In this particular case, the affected blob is sha256:070addc8e01691d23f89009ae06052bd55421ae270d5dd15414f5ec2cd9f58f0, which is different from 19:32, but unsurprising even if they're logically the "same" (both seem to take around the same time to upload, so are presumably around the same size).

@dancy - Have we changed anything about the buildkit version used in the runners recently? These identify themselves as the buildkit/v0.22-dev user-agent.

@dancy - Have we changed anything about the buildkit version used in the runners recently? These identify themselves as the buildkit/v0.22-dev user-agent.

I upgraded the gitlab-cloud-runner's buildkit this week, but these jobs ran on the Trusted Runners which I have not upgraded yet.

  • I've pruned extraneous log lines unrelated to this upload attempt. Notably, there are a number of current blob uploads that appear to be happening as part of the same push.

Probably related. Replication load.

  • Unfortunately, this does not tell us what blob length was observed by the registry, nor do the nginx access logs (not included) appear to capture request size.

Indeed. Exactly what we see in T390251 where Swift is seeing an inconsistent view of a blob.

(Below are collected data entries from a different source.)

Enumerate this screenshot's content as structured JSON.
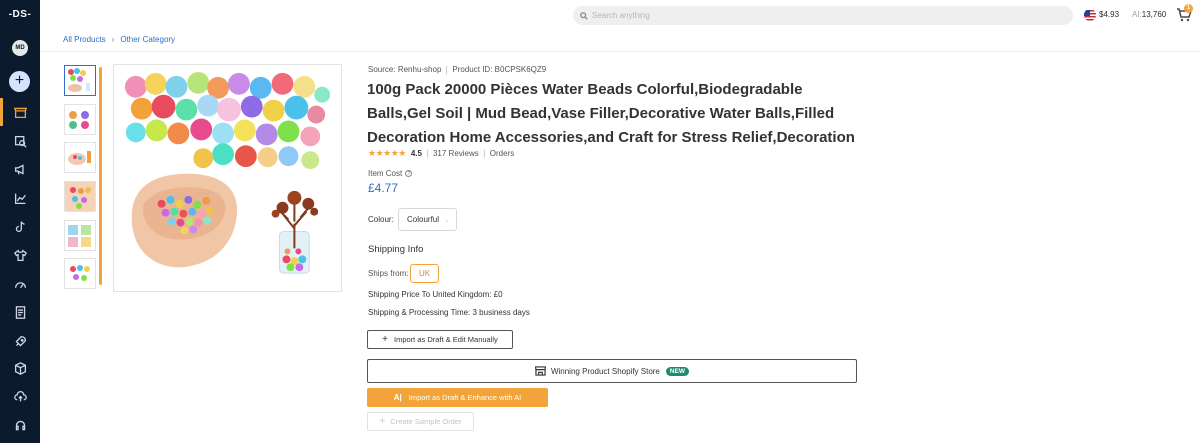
{
  "app": {
    "logo_text": "-DS-",
    "user_initials": "MD",
    "add_label": "+"
  },
  "sidebar": {
    "items": [
      {
        "icon": "store-icon",
        "active": true
      },
      {
        "icon": "product-search-icon",
        "active": false
      },
      {
        "icon": "megaphone-icon",
        "active": false
      },
      {
        "icon": "analytics-icon",
        "active": false
      },
      {
        "icon": "tiktok-icon",
        "active": false
      },
      {
        "icon": "shirt-icon",
        "active": false
      },
      {
        "icon": "speedometer-icon",
        "active": false
      },
      {
        "icon": "orders-icon",
        "active": false
      },
      {
        "icon": "rocket-icon",
        "active": false
      },
      {
        "icon": "package-icon",
        "active": false
      },
      {
        "icon": "cloud-upload-icon",
        "active": false
      },
      {
        "icon": "support-icon",
        "active": false
      }
    ]
  },
  "topbar": {
    "search_placeholder": "Search anything",
    "balance": "$4.93",
    "ai_label": "AI:",
    "ai_credits": "13,760",
    "cart_count": "1"
  },
  "breadcrumb": {
    "items": [
      "All Products",
      "Other Category"
    ]
  },
  "product": {
    "source_label": "Source:",
    "source": "Renhu-shop",
    "product_id_label": "Product ID:",
    "product_id": "B0CPSK6QZ9",
    "title": "100g Pack 20000 Pièces Water Beads Colorful,Biodegradable Balls,Gel Soil | Mud Bead,Vase Filler,Decorative Water Balls,Filled Decoration Home Accessories,and Craft for Stress Relief,Decoration",
    "stars": "★★★★★",
    "rating": "4.5",
    "reviews": "317 Reviews",
    "orders": "Orders",
    "item_cost_label": "Item Cost",
    "price": "£4.77",
    "colour_label": "Colour:",
    "colour_value": "Colourful",
    "thumbnail_count": 6
  },
  "shipping": {
    "heading": "Shipping Info",
    "ships_from_label": "Ships from:",
    "ships_from": "UK",
    "price_line": "Shipping Price To United Kingdom:  £0",
    "time_line": "Shipping & Processing Time:  3 business days"
  },
  "actions": {
    "import_manual": "Import as Draft & Edit Manually",
    "winning_store": "Winning Product Shopify Store",
    "new_badge": "NEW",
    "import_ai": "Import as Draft & Enhance with AI",
    "sample_order": "Create Sample Order"
  },
  "colors": {
    "accent": "#f2a33a",
    "link": "#2f6fc7",
    "sidebar_bg": "#0c1a2e",
    "new_badge": "#1f8a6c"
  }
}
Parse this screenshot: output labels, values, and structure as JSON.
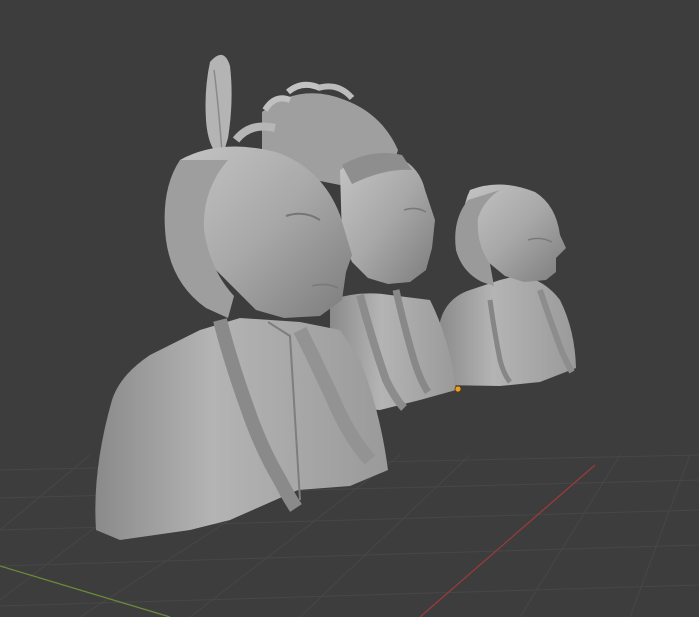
{
  "viewport": {
    "mode": "solid",
    "background": "#3d3d3d",
    "grid_color": "#474747",
    "x_axis_color": "#9a3a3a",
    "y_axis_color": "#6a8a3a",
    "origin_color": "#e8a020",
    "model_color": "#a9a9a9",
    "objects": [
      {
        "name": "bust-near"
      },
      {
        "name": "bust-headdress"
      },
      {
        "name": "bust-far"
      }
    ]
  }
}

Thanks for the follow-up, @dancy.

FWIW, I just combed the codfw swift-fe logs for the 20:53 minute, and I can't see anything unusual happening per se - i.e., I just know that a series of sensible-looking operations succeeded on the relevant _uploads sub-path for the failed b9ce4c98-1f88-4116-a381-5e2ad9a4fc17 upload.

That said, I do see two hashstates updates, presumably corresponding to the start and end of the upload - hashstates/sha256/0 and hashstates/sha256/469066129 - the latter presumably telling us the size of the blob (i.e., final offset).

If that's true, then it's curious that at < 450 MiB blob would be sufficiently large to trigger the swift-consistency issue we've seen previously, but exceptionally so.

In any case, as usual, I find myself wishing blobWriter.validateBlob actually logged what StorageDriver.Stat actually returned for a size if it does not match the descriptor.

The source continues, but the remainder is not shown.